The department says the delays experienced in the implementation of the computerised system have been caused by outdated systems in government departments.
“Considering the lack of interface automation across departments – some processes are still being conducted manually. Hence, that all systems are not automated does pose a challenge,” says Jeff Radebe, minister of justice and constitutional development.

The National Register for Sex Offenders is a computerised record of the names and details of all the people who committed sexual offences against a child or a person who is mentally-disabled.

The purpose of the register is to ensure no person who has been found guilty of a sexual offence against a child will be allowed to work with children, ITWeb adds.

The register is also meant to be confidential. Employers will be required to apply to the department to establish whether potential employees were listed.

The Sexual Offences Act, which provides for the creation of the register, also imposes a duty on a convicted person to disclose a sexual offence conviction against a child. Failure to do so constitutes a further criminal offence.

The minister said the register will become operational in phases and the first phase is already under way. Phase two is supposed to deal with the updating of historical convictions.
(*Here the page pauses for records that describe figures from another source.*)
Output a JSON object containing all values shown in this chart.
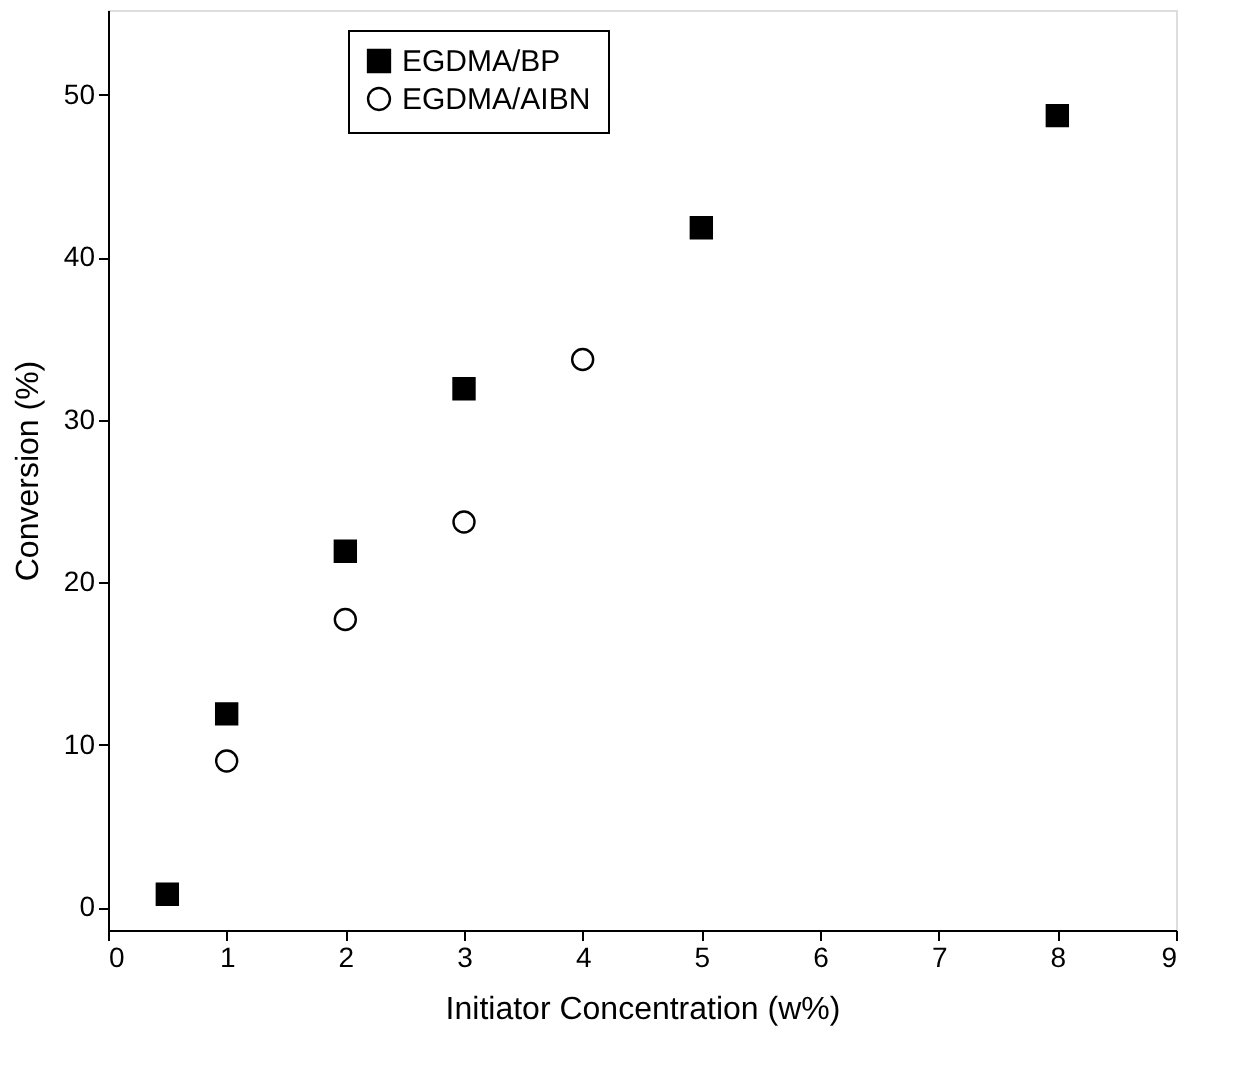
{
  "chart_data": {
    "type": "scatter",
    "xlabel": "Initiator Concentration (w%)",
    "ylabel": "Conversion (%)",
    "xlim": [
      0,
      9
    ],
    "xticks": [
      0,
      1,
      2,
      3,
      4,
      5,
      6,
      7,
      8,
      9
    ],
    "ylim": [
      -1.4,
      55.2
    ],
    "yticks": [
      0,
      10,
      20,
      30,
      40,
      50
    ],
    "grid": false,
    "legend": "top",
    "series": [
      {
        "name": "EGDMA/BP",
        "color": "#000000",
        "marker": "square",
        "x": [
          0.5,
          1,
          2,
          3,
          5,
          8
        ],
        "values": [
          0.8,
          11.9,
          21.9,
          31.9,
          41.8,
          48.7
        ]
      },
      {
        "name": "EGDMA/AIBN",
        "color": "#000000",
        "marker": "circle",
        "x": [
          1,
          2,
          3,
          4
        ],
        "values": [
          9.0,
          17.7,
          23.7,
          33.7
        ]
      }
    ]
  }
}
The records of various government departments, including those of the South African Police Service’s Criminal Record Centre, the Department of Correctional Services and the Department of Health, regarding persons who are alleged to have committed sexual offences against children or mentally challenged individuals, but who were declared as state patients, would be added in the second phase.

While the department claims it has met the deadline for the operationalisation of the register – it could not say when the following phases will be implemented. Several critical processes required by the Sexual Offences Act are yet to be carried out by the registrar.
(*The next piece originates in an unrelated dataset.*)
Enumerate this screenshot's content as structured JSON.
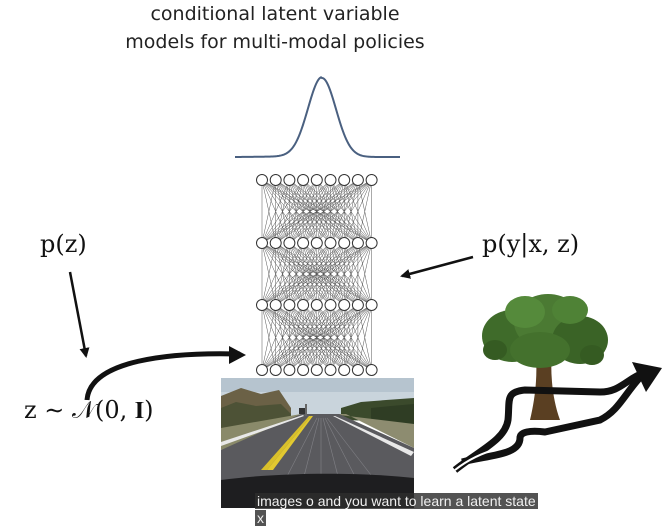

The Department of Basic Education, as an employer that works directly with children, has to apply for clearance certificates for all educators from the registrar of the National Registry. Minister Angie Motshekga says the department has not applied for clearance certificates.
“The reason for not applying for clearance certificates is that the office of the registrar for the National Register for Sex Offenders is currently capturing court orders that have been issued since June 2008. Only when the electronic capturing of court orders has been completed, will the office of the registrar start screening the orders in relation to which department the offenders are employed,” she notes.



She says the department would only receive clearance certificates, once the court orders have been captured and processed. Application forms, which would have to be completed on behalf of employees that have committed sexual offences and returned to teaching, would also only be processed once the registrar invites applications, Motshekga adds.